AUD/USD: AUD/USD Struggles for Breakout Above 0.6700, Fueled by Solid Trade Balance Data:
- The AUD/USD pair is experiencing upward momentum, supported by a strong US jobs report and a surprise rate hike by the RBA.
- The RBA’s hawkish outlook and upbeat Australian Trade Balance data are further supporting the AUD/USD pair, despite concerns over the US banking sector and debt ceiling expiry.
- The release of hawkish RBA minutes indicating the possibility of more rate hikes if inflation remains high has helped the AUD/USD pair climb above significant resistance levels.
- Despite the US Federal Reserve’s recent rate hike, the AUD/USD pair remains bullish due to broad-based dollar weakness and the RBA’s surprising actions.
- Gold price has been struggling to find direction due to multiple factors, including hawkish Fed bets, downbeat China PMIs, and holidays in multiple markets.

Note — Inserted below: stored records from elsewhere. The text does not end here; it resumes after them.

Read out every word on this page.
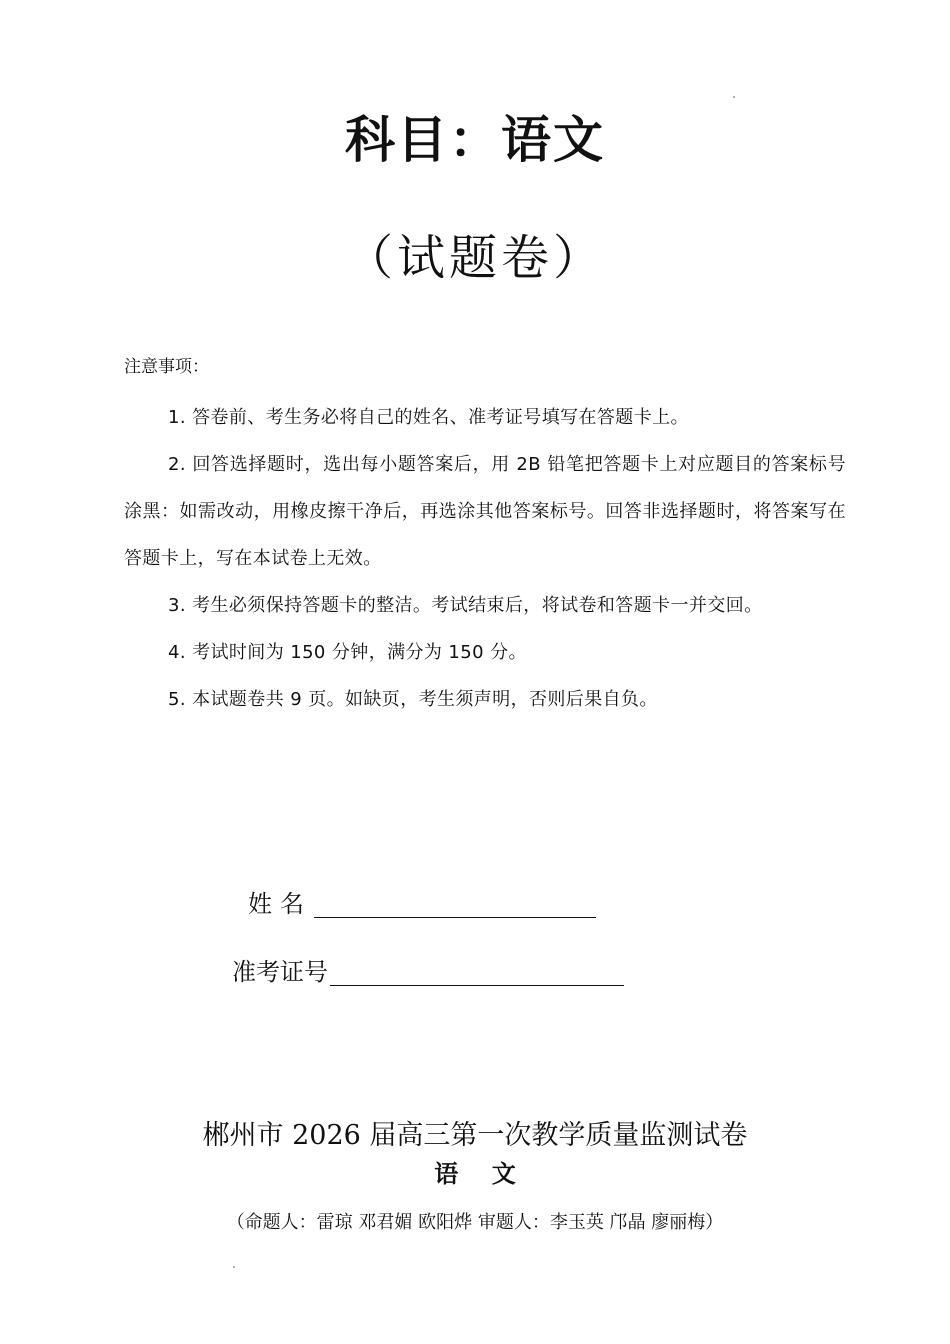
科目：语文
（试题卷）
注意事项：
1. 答卷前、考生务必将自己的姓名、准考证号填写在答题卡上。
2. 回答选择题时，选出每小题答案后，用 2B 铅笔把答题卡上对应题目的答案标号涂黑：如需改动，用橡皮擦干净后，再选涂其他答案标号。回答非选择题时，将答案写在答题卡上，写在本试卷上无效。
3. 考生必须保持答题卡的整洁。考试结束后，将试卷和答题卡一并交回。
4. 考试时间为 150 分钟，满分为 150 分。
5. 本试题卷共 9 页。如缺页，考生须声明，否则后果自负。
姓名
准考证号
郴州市 2026 届高三第一次教学质量监测试卷
语    文
（命题人：雷琼 邓君媚 欧阳烨 审题人：李玉英 邝晶 廖丽梅）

- The appeal for the US Dollar Index is improving ahead of the interest rate decision by the Federal Reserve, causing downward pressure on gold price.
- Traders have been increasing their open interest positions for gold futures markets, indicating bullish sentiment among them.

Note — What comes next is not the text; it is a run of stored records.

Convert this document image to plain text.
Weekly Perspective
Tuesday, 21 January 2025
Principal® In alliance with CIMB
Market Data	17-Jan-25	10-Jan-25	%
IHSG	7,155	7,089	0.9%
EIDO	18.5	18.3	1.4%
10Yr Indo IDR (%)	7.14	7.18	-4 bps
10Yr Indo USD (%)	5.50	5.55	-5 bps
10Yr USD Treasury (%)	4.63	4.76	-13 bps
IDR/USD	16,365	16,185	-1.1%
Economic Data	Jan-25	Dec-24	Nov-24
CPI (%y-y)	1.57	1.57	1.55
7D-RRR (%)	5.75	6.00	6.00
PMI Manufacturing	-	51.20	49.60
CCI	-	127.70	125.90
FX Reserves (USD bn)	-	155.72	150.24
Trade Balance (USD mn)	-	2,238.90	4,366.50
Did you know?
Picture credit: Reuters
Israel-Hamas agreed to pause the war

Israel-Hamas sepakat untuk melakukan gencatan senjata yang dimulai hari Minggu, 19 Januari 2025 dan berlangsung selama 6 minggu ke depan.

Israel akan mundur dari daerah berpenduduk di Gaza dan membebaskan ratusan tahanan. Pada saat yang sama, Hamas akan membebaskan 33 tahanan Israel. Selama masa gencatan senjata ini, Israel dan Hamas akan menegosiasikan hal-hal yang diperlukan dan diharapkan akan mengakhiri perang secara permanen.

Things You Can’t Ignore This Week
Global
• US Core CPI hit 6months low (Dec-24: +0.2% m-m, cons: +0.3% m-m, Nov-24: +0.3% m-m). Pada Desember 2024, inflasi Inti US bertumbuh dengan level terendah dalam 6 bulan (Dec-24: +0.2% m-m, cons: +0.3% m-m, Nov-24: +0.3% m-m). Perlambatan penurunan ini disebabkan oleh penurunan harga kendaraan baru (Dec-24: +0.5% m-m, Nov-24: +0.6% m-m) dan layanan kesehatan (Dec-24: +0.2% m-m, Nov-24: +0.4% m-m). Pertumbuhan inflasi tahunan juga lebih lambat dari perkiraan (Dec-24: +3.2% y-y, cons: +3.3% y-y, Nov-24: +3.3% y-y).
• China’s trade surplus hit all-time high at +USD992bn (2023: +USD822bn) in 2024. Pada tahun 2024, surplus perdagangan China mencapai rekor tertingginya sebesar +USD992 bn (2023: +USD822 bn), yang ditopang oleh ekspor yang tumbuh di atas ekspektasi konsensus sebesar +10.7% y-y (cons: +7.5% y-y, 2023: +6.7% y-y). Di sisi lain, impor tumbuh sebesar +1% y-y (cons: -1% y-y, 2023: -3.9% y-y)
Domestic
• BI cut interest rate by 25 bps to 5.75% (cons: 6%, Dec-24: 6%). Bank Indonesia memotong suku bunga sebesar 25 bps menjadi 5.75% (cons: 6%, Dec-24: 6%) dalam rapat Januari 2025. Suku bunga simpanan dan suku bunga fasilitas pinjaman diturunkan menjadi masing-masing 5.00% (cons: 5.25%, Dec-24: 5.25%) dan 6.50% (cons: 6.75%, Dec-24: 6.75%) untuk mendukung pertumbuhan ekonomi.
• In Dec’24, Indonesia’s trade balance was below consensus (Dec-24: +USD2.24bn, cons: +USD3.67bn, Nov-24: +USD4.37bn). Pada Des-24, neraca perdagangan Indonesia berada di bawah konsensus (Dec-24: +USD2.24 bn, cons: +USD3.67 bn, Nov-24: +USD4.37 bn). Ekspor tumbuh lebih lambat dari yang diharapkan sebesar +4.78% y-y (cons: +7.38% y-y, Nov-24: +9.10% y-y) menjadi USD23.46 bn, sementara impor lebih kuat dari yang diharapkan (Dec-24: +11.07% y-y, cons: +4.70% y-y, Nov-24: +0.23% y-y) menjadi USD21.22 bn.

- Gold price has been highly volatile recently due to a combination of factors such as the Federal Reserve’s policy decisions, fears of banking crises, and economic data releases.
- Silver price has been fluctuating within a wide range, impacted by a combination of factors such as news of JPMorgan Chase’s takeover of First Republic Bank, policy decisions by the US Federal Reserve, and changes in US Treasury bond yields.

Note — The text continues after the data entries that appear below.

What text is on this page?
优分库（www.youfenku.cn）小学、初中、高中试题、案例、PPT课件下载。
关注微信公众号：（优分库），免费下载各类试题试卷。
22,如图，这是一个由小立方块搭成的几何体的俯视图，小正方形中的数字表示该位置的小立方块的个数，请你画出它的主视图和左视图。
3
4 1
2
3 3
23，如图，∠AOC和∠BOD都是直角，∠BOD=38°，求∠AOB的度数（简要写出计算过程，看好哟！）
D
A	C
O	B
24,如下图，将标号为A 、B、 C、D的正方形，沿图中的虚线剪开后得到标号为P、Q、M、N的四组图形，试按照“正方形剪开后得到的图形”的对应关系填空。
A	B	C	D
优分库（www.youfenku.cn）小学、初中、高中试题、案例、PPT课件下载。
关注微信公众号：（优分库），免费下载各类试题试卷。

- Silver has been struggling to make it through the 100-period Simple Moving Average (SMA), warranting some caution for bullish traders and before positioning for an extension of the recent bounce from the $24.50-$24.40 horizontal support.
- Technical indicators on the daily chart maintain their bullish bias and have been gaining positive traction on hourly charts, supporting prospects for some intraday appreciating move back towards the $25.50 supply zone.
- Silver options market signals remain bearish for May, after a downbeat April, but the daily RR prints the strongest bullish level of 0.1000 in three weeks, indicating some optimism.
- Crude oil prices have been struggling due to concerns about rising borrowing costs and weaker Chinese manufacturing data, undermining the commodity-linked Loonie and supporting the USD/CAD pair.
- WTI crude oil faces selling pressure due to the USD’s broad run-up, market fears of banking fallouts, and hawkish central bank actions.
- WTI crude oil retreats from its two-week-old falling trend line and the 50-SMA, while the steady RSI (14) line adds to the downside bias.
- USD/CAD is affected by the slump in WTI crude oil prices, Canada’s main export, and the risk-off mood, but a decline in crude oil inventories reported by the American Petroleum Institute eases the bearish pressure.
Watch Out This Week
- Today, on 8th may, the UK is celebrating Bank holiday for the coronation of King Charles III.
- On 10th May, the US CPI report will come out. A figure that is higher than anticipated should be viewed as positive (bullish) for the USD, while a figure that is lower than anticipated should be viewed as unfavorable (bearish).
- On 11th May, the GBP Balance of Trade report will significantly impact British bond and stock markets. A higher-than-expected figure should be positive (Bullish) for the GBP while a lower-than-expected figure should be seen as negative (bearish) for the GBP.